Override __repr__ to prevent accidental leakage. Provide explicit serialization that strips sensitive fields.


Task 8: Concurrent snapshot via AtomicReference

Brief. Lock-free Memento via AtomicReference + immutable record.

Solution (Java)

import java.util.concurrent.atomic.AtomicReference;

public final class Counter {
    public record State(int count, String label) {}
    private final AtomicReference<State> state = new AtomicReference<>(new State(0, "initial"));

    public State save() { return state.get(); }   // memento = current immutable state
    public void restore(State s) { state.set(s); }

    public void increment() {
        state.updateAndGet(s -> new State(s.count() + 1, s.label()));
    }

    public State current() { return state.get(); }
}

class Demo {
    public static void main(String[] args) {
        Counter c = new Counter();
        var snap = c.save();
        c.increment(); c.increment();
        System.out.println(c.current());   // count=2
        c.restore(snap);
        System.out.println(c.current());   // count=0
    }
}

Lock-free; snapshots are pointer-cheap.


Task 9: Schema-versioned Memento

Brief. Memento format evolves; loader migrates old data.

Solution (TypeScript)

interface StateV1 { count: number }
interface StateV2 { count: number; label: string }

class Memento {
    constructor(public count: number, public label: string) {}

    serialize(): string {
        return JSON.stringify({ __version: 2, count: this.count, label: this.label });
    }

    static deserialize(s: string): Memento {
        const data: any = JSON.parse(s);
        const version = data.__version ?? 1;
        if (version === 1) return new Memento(data.count, "");
        return new Memento(data.count, data.label);
    }
}

// V1 data:
const v1 = `{"count": 42}`;
const restored = Memento.deserialize(v1);
console.log(restored);   // count=42, label=""

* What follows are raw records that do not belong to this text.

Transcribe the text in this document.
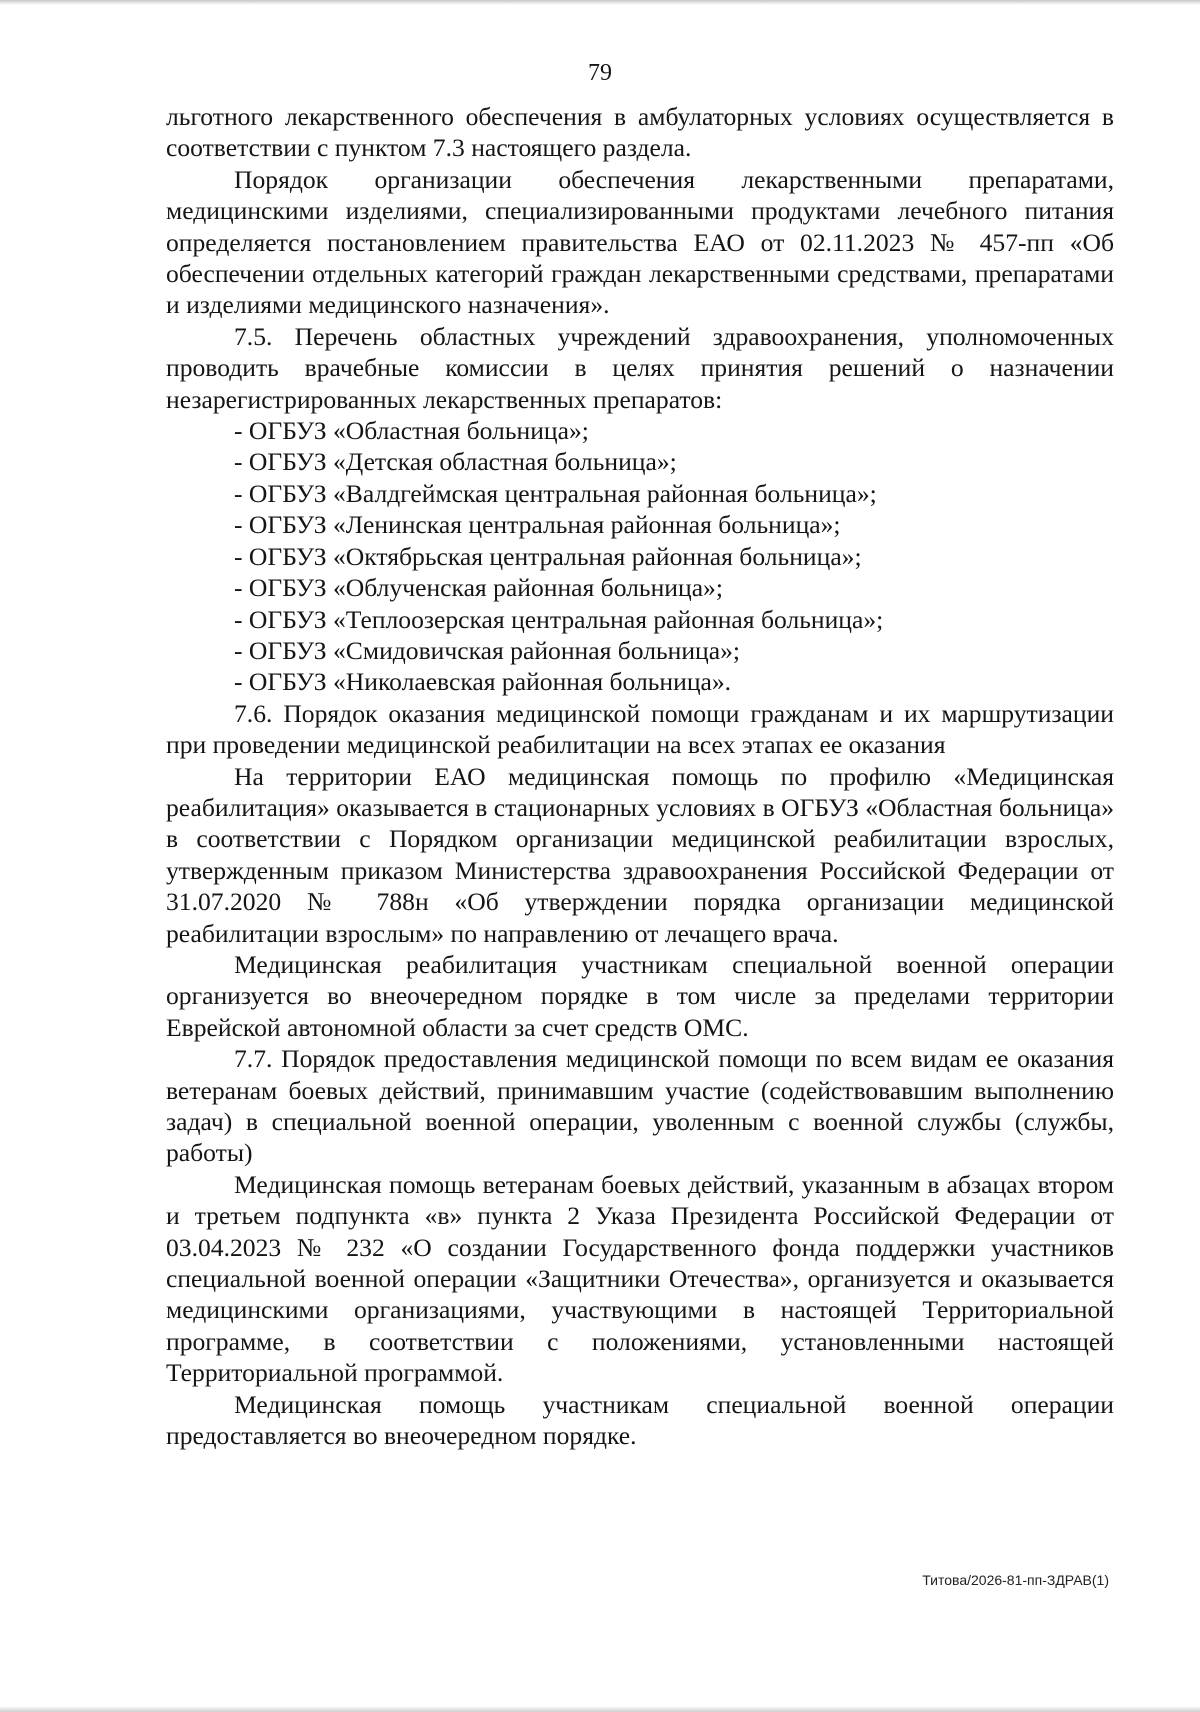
79

льготного лекарственного обеспечения в амбулаторных условиях осуществляется в соответствии с пунктом 7.3 настоящего раздела.

Порядок организации обеспечения лекарственными препаратами, медицинскими изделиями, специализированными продуктами лечебного питания определяется постановлением правительства ЕАО от 02.11.2023 № 457-пп «Об обеспечении отдельных категорий граждан лекарственными средствами, препаратами и изделиями медицинского назначения».

7.5. Перечень областных учреждений здравоохранения, уполномоченных проводить врачебные комиссии в целях принятия решений о назначении незарегистрированных лекарственных препаратов:

- ОГБУЗ «Областная больница»;

- ОГБУЗ «Детская областная больница»;

- ОГБУЗ «Валдгеймская центральная районная больница»;

- ОГБУЗ «Ленинская центральная районная больница»;

- ОГБУЗ «Октябрьская центральная районная больница»;

- ОГБУЗ «Облученская районная больница»;

- ОГБУЗ «Теплоозерская центральная районная больница»;

- ОГБУЗ «Смидовичская районная больница»;

- ОГБУЗ «Николаевская районная больница».

7.6. Порядок оказания медицинской помощи гражданам и их маршрутизации при проведении медицинской реабилитации на всех этапах ее оказания

На территории ЕАО медицинская помощь по профилю «Медицинская реабилитация» оказывается в стационарных условиях в ОГБУЗ «Областная больница» в соответствии с Порядком организации медицинской реабилитации взрослых, утвержденным приказом Министерства здравоохранения Российской Федерации от 31.07.2020 № 788н «Об утверждении порядка организации медицинской реабилитации взрослым» по направлению от лечащего врача.

Медицинская реабилитация участникам специальной военной операции организуется во внеочередном порядке в том числе за пределами территории Еврейской автономной области за счет средств ОМС.

7.7. Порядок предоставления медицинской помощи по всем видам ее оказания ветеранам боевых действий, принимавшим участие (содействовавшим выполнению задач) в специальной военной операции, уволенным с военной службы (службы, работы)

Медицинская помощь ветеранам боевых действий, указанным в абзацах втором и третьем подпункта «в» пункта 2 Указа Президента Российской Федерации от 03.04.2023 № 232 «О создании Государственного фонда поддержки участников специальной военной операции «Защитники Отечества», организуется и оказывается медицинскими организациями, участвующими в настоящей Территориальной программе, в соответствии с положениями, установленными настоящей Территориальной программой.

Медицинская помощь участникам специальной военной операции предоставляется во внеочередном порядке.

Титова/2026-81-пп-ЗДРАВ(1)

Schema migration in deserializer.


Task 10: Memento + Command for undo

Brief. Command captures Memento on execute; restores on undo.

Solution (Java)

public interface Command {
    void execute();
    void undo();
}

public final class TypeCommand implements Command {
    private final Editor editor;
    private final String text;
    private Editor.Memento snapBefore;

    public TypeCommand(Editor e, String t) { this.editor = e; this.text = t; }

    public void execute() {
        snapBefore = editor.save();
        editor.append(text);
    }

    public void undo() {
        if (snapBefore != null) editor.restore(snapBefore);
    }
}

class Demo {
    public static void main(String[] args) {
        var editor = new Editor();
        var cmd = new TypeCommand(editor, "Hello, World!");
        cmd.execute();
        System.out.println(editor.text());   // Hello, World!
        cmd.undo();
        System.out.println(editor.text());   // (empty)
    }
}

Clean separation: Command knows the action; Memento knows the state.


How to Practice

  • Build the editor first. Most intuitive Memento application.
  • Try diff-based Memento. Real-world editors use this for memory efficiency.
  • Persist a Memento. Round-trip serialization → deserialization → restore. Verify byte-for-byte equivalence.
  • Bound the history. Always. Run a stress test that fills the stack; verify oldest drops.
  • Pair with Command. The canonical undo/redo pattern.
  • Read Redux + Immer source. Production-grade Memento via persistent data structures.